The collective blood pressure level of those who opposed the Democratic health care reform bill may be reaching stroke levels, if the plethora of death threats, vandalism and hyperbolic rhetoric of recent days is any indication. The invasion of Iraq, widely panned by the left, produced nothing like this — and that policy cost more than 4,000 American lives, at least 150,000 Iraqi lives and $714 billion to date. To say the anger is out of balance with the nature of the bill is an understatement.
Republican leaders must condemn — and work to stop — the vandalism and threatened violence. Since every Republican member of the House of Representatives voted against the bill, the angry masses will — or may — take their cue from party leaders like Mitchell McConnell, John McCain and John Boehner. A more acceptable response, which party leaders should model, is to identify specific parts of the bill they oppose, and pledge to repeal or repair them if the GOP regains control of Congress later this year.
The reasons for the off-the-chart anger are less clear. Some of the blame must lie with conservative commentators like Glenn Beck and Rush Limbaugh, whose millions of listeners and viewers believe they are getting accurate and objective explanations of the bill. In fact, both pundits make their living by casting the policy in apocalyptic terms, suggesting further government regulation of health care is akin to socialism, shredding the Constitution and the end of democratic government.
Another portion of blame lies with the nature of the bill. It came together in a less-than-transparent way, as compromises, deals and tweaks were made. It is also incredibly complex, effecting changes to existing government programs such as Medicare and Medicaid, while also changing the way private business pays for health insurance for employees. As objective, responsible news media report the facts of the law, support grows. Two Gallup polls have already shown support growing for the law, from 45 percent in favor before passage to 50 percent supporting the bill a day after passage.
President Barack Obama and congressional Democrats also must share some blame. The president focused on the compassionate nature of his goal of insuring nearly all Americans. For those who have health insurance, this was not convincing. He would have done better to emphasize that when everyone can get to a doctor early, the cost of healing decreases. When chronic illness and acute medical conditions are headed off early, we all pay less. He also should have stressed that the status quo, in which insurance costs climb steeply, hurts businesses of all sizes. The complaint that the bill regulates one-sixth of the U.S. economy misses the point; health care should not be one-sixth of the economy. The bill aims to whittle costs so health care is one-seventh or one-eighth of the economy.
It was also about extending insurance to those who don’t have it, not enriching friends and business associates, as were the Bush-era tax cuts and energy policy — which weren’t accompanied by death threats to Republicans.
The health care bill is public policy — no more, no less. It charts a new direction, to be sure, but hardly new territory. Most of the world’s economically advanced countries embraced a more sweeping health care change — single payer — decades ago. Those systems, by and large, work. Most Americans would not accept this “Medicare for All” version, though it is simpler, leaner and easier to understand, so the bill that passed is actually a compromise.

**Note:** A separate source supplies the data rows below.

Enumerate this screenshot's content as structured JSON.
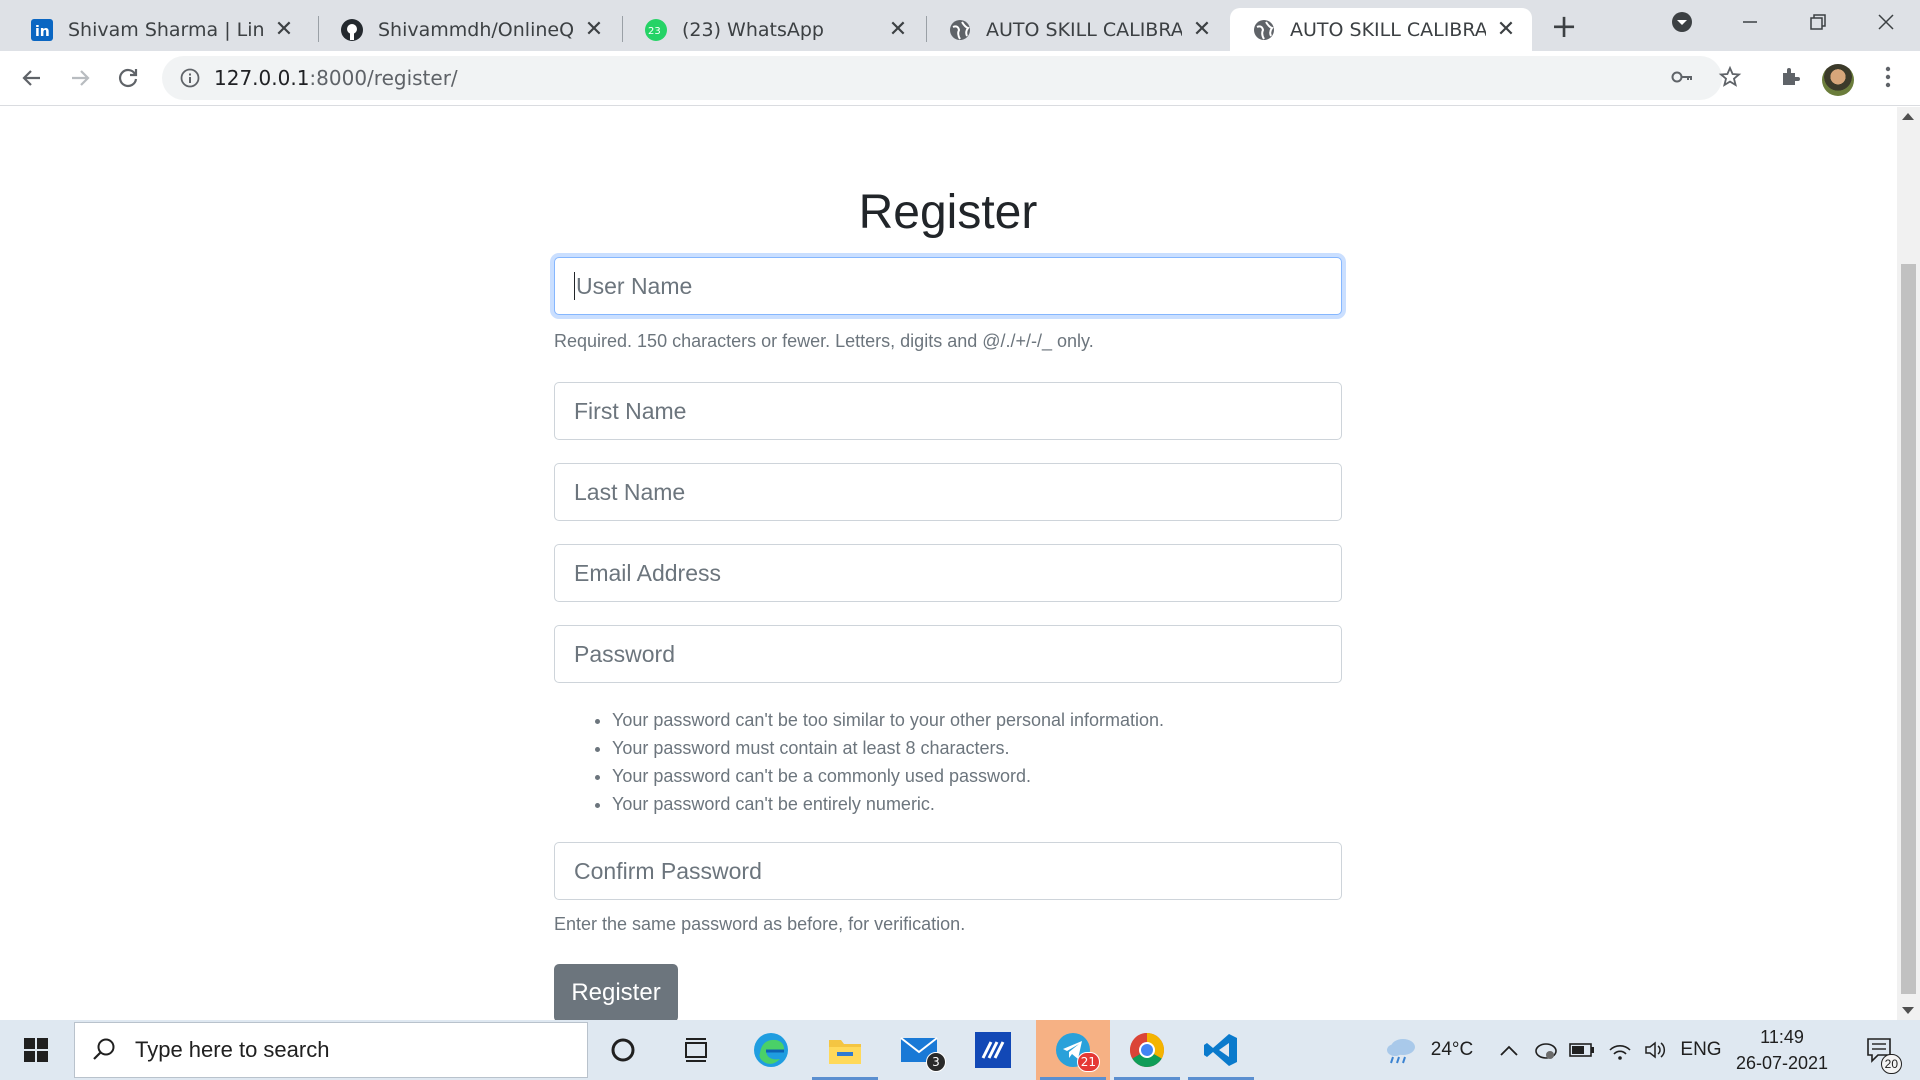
{
  "browser": {
    "tabs": [
      {
        "title": "Shivam Sharma | LinkedIn",
        "icon": "linkedin-icon"
      },
      {
        "title": "Shivammdh/OnlineQuizeS",
        "icon": "github-icon"
      },
      {
        "title": "(23) WhatsApp",
        "icon": "whatsapp-icon",
        "badge": "23"
      },
      {
        "title": "AUTO SKILL CALIBRATOR",
        "icon": "globe-icon"
      },
      {
        "title": "AUTO SKILL CALIBRATOR",
        "icon": "globe-icon",
        "active": true
      }
    ],
    "url_host": "127.0.0.1",
    "url_path": ":8000/register/"
  },
  "page": {
    "heading": "Register",
    "username_placeholder": "User Name",
    "username_help": "Required. 150 characters or fewer. Letters, digits and @/./+/-/_ only.",
    "first_name_placeholder": "First Name",
    "last_name_placeholder": "Last Name",
    "email_placeholder": "Email Address",
    "password_placeholder": "Password",
    "password_rules": [
      "Your password can't be too similar to your other personal information.",
      "Your password must contain at least 8 characters.",
      "Your password can't be a commonly used password.",
      "Your password can't be entirely numeric."
    ],
    "confirm_placeholder": "Confirm Password",
    "confirm_help": "Enter the same password as before, for verification.",
    "submit_label": "Register"
  },
  "taskbar": {
    "search_placeholder": "Type here to search",
    "mail_badge": "3",
    "telegram_badge": "21",
    "temperature": "24°C",
    "language": "ENG",
    "time": "11:49",
    "date": "26-07-2021",
    "notifications": "20"
  },
  "colors": {
    "linkedin": "#0a66c2",
    "whatsapp": "#25d366",
    "button": "#6c757d",
    "focus_border": "#86b7fe"
  }
}
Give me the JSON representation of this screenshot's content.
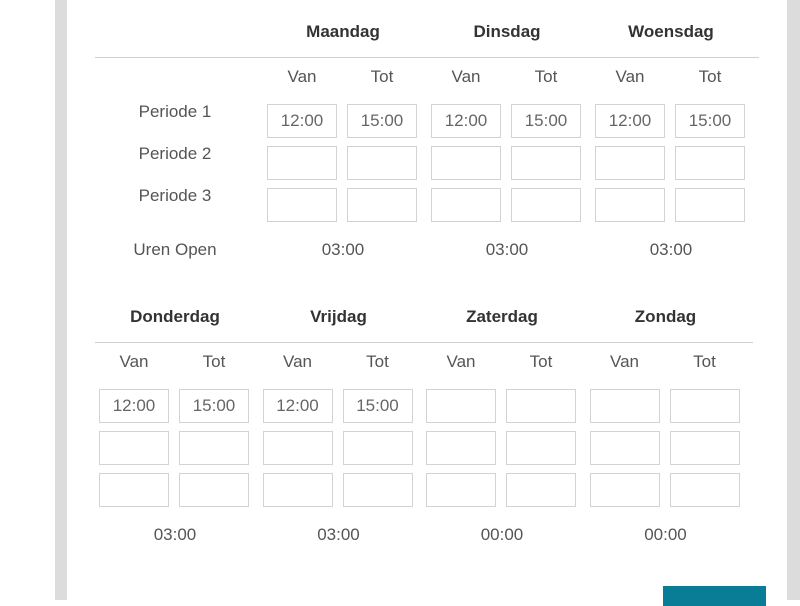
{
  "labels": {
    "van": "Van",
    "tot": "Tot",
    "periods": [
      "Periode 1",
      "Periode 2",
      "Periode 3"
    ],
    "total_label": "Uren Open"
  },
  "days": [
    {
      "name": "Maandag",
      "periods": [
        {
          "van": "12:00",
          "tot": "15:00"
        },
        {
          "van": "",
          "tot": ""
        },
        {
          "van": "",
          "tot": ""
        }
      ],
      "total": "03:00"
    },
    {
      "name": "Dinsdag",
      "periods": [
        {
          "van": "12:00",
          "tot": "15:00"
        },
        {
          "van": "",
          "tot": ""
        },
        {
          "van": "",
          "tot": ""
        }
      ],
      "total": "03:00"
    },
    {
      "name": "Woensdag",
      "periods": [
        {
          "van": "12:00",
          "tot": "15:00"
        },
        {
          "van": "",
          "tot": ""
        },
        {
          "van": "",
          "tot": ""
        }
      ],
      "total": "03:00"
    },
    {
      "name": "Donderdag",
      "periods": [
        {
          "van": "12:00",
          "tot": "15:00"
        },
        {
          "van": "",
          "tot": ""
        },
        {
          "van": "",
          "tot": ""
        }
      ],
      "total": "03:00"
    },
    {
      "name": "Vrijdag",
      "periods": [
        {
          "van": "12:00",
          "tot": "15:00"
        },
        {
          "van": "",
          "tot": ""
        },
        {
          "van": "",
          "tot": ""
        }
      ],
      "total": "03:00"
    },
    {
      "name": "Zaterdag",
      "periods": [
        {
          "van": "",
          "tot": ""
        },
        {
          "van": "",
          "tot": ""
        },
        {
          "van": "",
          "tot": ""
        }
      ],
      "total": "00:00"
    },
    {
      "name": "Zondag",
      "periods": [
        {
          "van": "",
          "tot": ""
        },
        {
          "van": "",
          "tot": ""
        },
        {
          "van": "",
          "tot": ""
        }
      ],
      "total": "00:00"
    }
  ],
  "colors": {
    "accent": "#0a7d96"
  }
}
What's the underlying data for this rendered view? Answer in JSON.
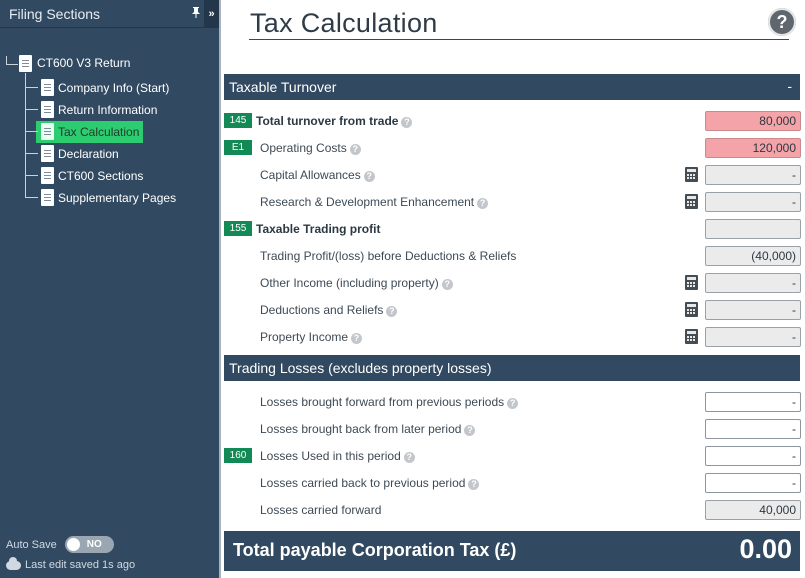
{
  "sidebar": {
    "title": "Filing Sections",
    "pin_icon": "pin-icon",
    "collapse_glyph": "»",
    "root_label": "CT600 V3 Return",
    "items": [
      {
        "label": "Company Info (Start)",
        "active": false
      },
      {
        "label": "Return Information",
        "active": false
      },
      {
        "label": "Tax Calculation",
        "active": true
      },
      {
        "label": "Declaration",
        "active": false
      },
      {
        "label": "CT600 Sections",
        "active": false
      },
      {
        "label": "Supplementary Pages",
        "active": false
      }
    ],
    "autosave_label": "Auto Save",
    "autosave_toggle": "NO",
    "last_edit": "Last edit saved 1s ago"
  },
  "main": {
    "title": "Tax Calculation",
    "help_glyph": "?",
    "section_taxable": {
      "title": "Taxable Turnover",
      "collapse": "-"
    },
    "rows_taxable": [
      {
        "code": "145",
        "label": "Total turnover from trade",
        "value": "80,000"
      },
      {
        "code": "E1",
        "label": "Operating Costs",
        "value": "120,000"
      },
      {
        "code": "",
        "label": "Capital Allowances",
        "value": "-"
      },
      {
        "code": "",
        "label": "Research & Development Enhancement",
        "value": "-"
      },
      {
        "code": "155",
        "label": "Taxable Trading profit",
        "value": ""
      },
      {
        "code": "",
        "label": "Trading Profit/(loss) before Deductions & Reliefs",
        "value": "(40,000)"
      },
      {
        "code": "",
        "label": "Other Income (including property)",
        "value": "-"
      },
      {
        "code": "",
        "label": "Deductions and Reliefs",
        "value": "-"
      },
      {
        "code": "",
        "label": "Property Income",
        "value": "-"
      }
    ],
    "section_losses": {
      "title": "Trading Losses (excludes property losses)"
    },
    "rows_losses": [
      {
        "code": "",
        "label": "Losses brought forward from previous periods",
        "value": "-"
      },
      {
        "code": "",
        "label": "Losses brought back from later period",
        "value": "-"
      },
      {
        "code": "160",
        "label": "Losses Used in this period",
        "value": "-"
      },
      {
        "code": "",
        "label": "Losses carried back to previous period",
        "value": "-"
      },
      {
        "code": "",
        "label": "Losses carried forward",
        "value": "40,000"
      }
    ],
    "total": {
      "label": "Total payable Corporation Tax (£)",
      "value": "0.00"
    }
  },
  "colors": {
    "navy": "#324a61",
    "code_green": "#138a55",
    "active_green": "#2ecc71",
    "negative_red": "#f4a3a8"
  }
}
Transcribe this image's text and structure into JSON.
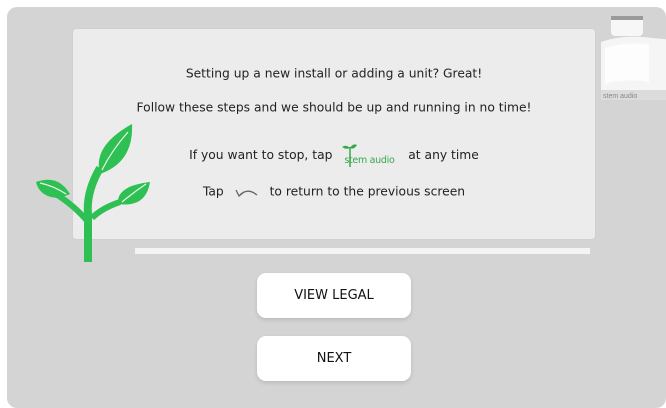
{
  "intro": {
    "line1": "Setting up a new install or adding a unit? Great!",
    "line2": "Follow these steps and we should be up and running in no time!",
    "line3_before": "If you want to stop, tap",
    "line3_logo": "stem audio",
    "line3_after": "at any time",
    "line4_before": "Tap",
    "line4_after": "to return to the previous screen"
  },
  "device_label": "stem audio",
  "buttons": {
    "legal": "VIEW LEGAL",
    "next": "NEXT"
  },
  "progress": {
    "fraction": 1.0
  },
  "colors": {
    "brand_green": "#34a94b",
    "background": "#d4d4d4",
    "card": "#ececec"
  },
  "icons": {
    "stop": "stem-audio-logo-icon",
    "back": "back-arrow-icon",
    "plant": "plant-sprout-icon"
  }
}
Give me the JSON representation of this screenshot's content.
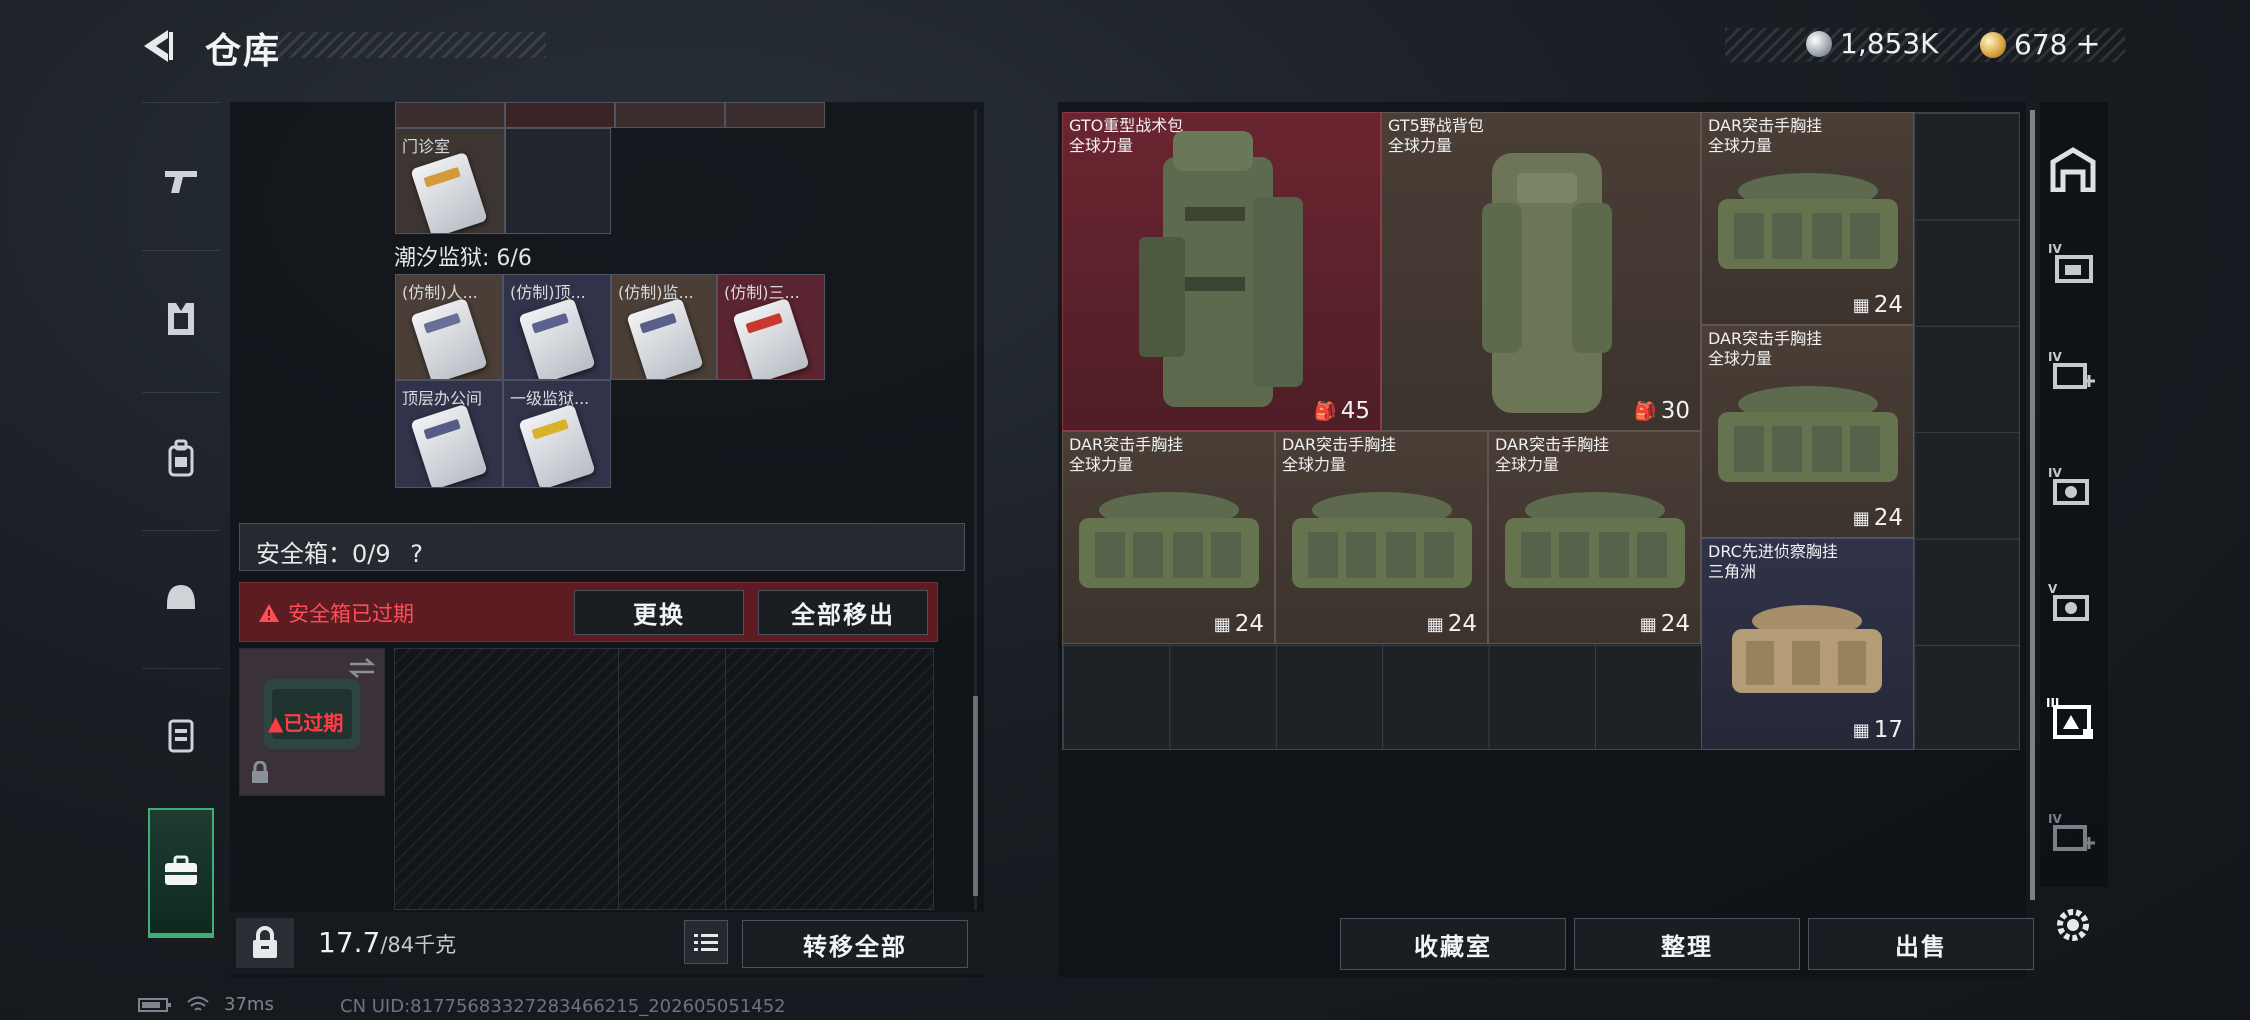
{
  "header": {
    "title": "仓库"
  },
  "currency": {
    "silver": "1,853K",
    "gold": "678",
    "gold_add": "+"
  },
  "left_panel": {
    "clinic_label": "门诊室",
    "prison_title": "潮汐监狱: 6/6",
    "prison_cards": [
      {
        "label": "(仿制)人...",
        "stripe": "#6a6f9a"
      },
      {
        "label": "(仿制)顶...",
        "stripe": "#5c6290"
      },
      {
        "label": "(仿制)监...",
        "stripe": "#5a5e8a"
      },
      {
        "label": "(仿制)三...",
        "stripe": "#c8382e"
      },
      {
        "label": "顶层办公间",
        "stripe": "#565c86"
      },
      {
        "label": "一级监狱...",
        "stripe": "#d8b22a"
      }
    ],
    "safe_box_label": "安全箱：0/9",
    "safe_box_help": "?",
    "safe_expired_text": "安全箱已过期",
    "replace_button": "更换",
    "move_all_out_button": "全部移出",
    "case_expired_label": "已过期",
    "weight_current": "17.7",
    "weight_max": "/84千克",
    "transfer_all_button": "转移全部"
  },
  "inventory": {
    "items": [
      {
        "name": "GTO重型战术包",
        "tag": "全球力量",
        "capacity": "45",
        "cap_icon": "backpack-icon",
        "bg": "red"
      },
      {
        "name": "GT5野战背包",
        "tag": "全球力量",
        "capacity": "30",
        "cap_icon": "backpack-icon",
        "bg": "brown"
      },
      {
        "name": "DAR突击手胸挂",
        "tag": "全球力量",
        "capacity": "24",
        "cap_icon": "vest-icon",
        "bg": "brown"
      },
      {
        "name": "DAR突击手胸挂",
        "tag": "全球力量",
        "capacity": "24",
        "cap_icon": "vest-icon",
        "bg": "brown"
      },
      {
        "name": "DAR突击手胸挂",
        "tag": "全球力量",
        "capacity": "24",
        "cap_icon": "vest-icon",
        "bg": "brown"
      },
      {
        "name": "DAR突击手胸挂",
        "tag": "全球力量",
        "capacity": "24",
        "cap_icon": "vest-icon",
        "bg": "brown"
      },
      {
        "name": "DAR突击手胸挂",
        "tag": "全球力量",
        "capacity": "24",
        "cap_icon": "vest-icon",
        "bg": "brown"
      },
      {
        "name": "DRC先进侦察胸挂",
        "tag": "三角洲",
        "capacity": "17",
        "cap_icon": "vest-icon",
        "bg": "navy"
      }
    ]
  },
  "bottom_buttons": {
    "collection": "收藏室",
    "organize": "整理",
    "sell": "出售"
  },
  "status_bar": {
    "ping": "37ms",
    "uid": "CN UID:81775683327283466215_202605051452"
  },
  "right_rail_labels": [
    "IV",
    "IV",
    "IV",
    "V",
    "III",
    "IV"
  ]
}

The Tea Party, which has served as a lightning rod for anti-Obama anger, might consider changing its name. The Boston Tea Party, its Colonial inspiration, rallied around the slogan “No taxation without representation.” President Obama was duly elected, as were the Democratic majorities in both houses of Congress. Those who voted for them knew they promised these changes to health care. If voters believe this health care bill is wrong, they should elect candidates who pledge to reverse it. They should not predict the end of democracy, the start of socialism and other absurd exaggerations.
And, certainly, they should not throw bricks through windows at Democratic offices or threaten to kill Democratic lawmakers — at least 10 such threats have been documented. Republican leaders should intervene to stop exhortations to “reload” and the shouting of racial epithets at black House members. Their silence or meek condemnations do nothing to keep the anger, which is understandable, from turning into violence, which is reprehensible.
America, for a variety of reasons, is in a difficult period. Many people are rightly fearful about their employment, their debt and, yes, their health care. Easing that fear will take cooperation and compassion, qualities that have been lost in the current shout-fest.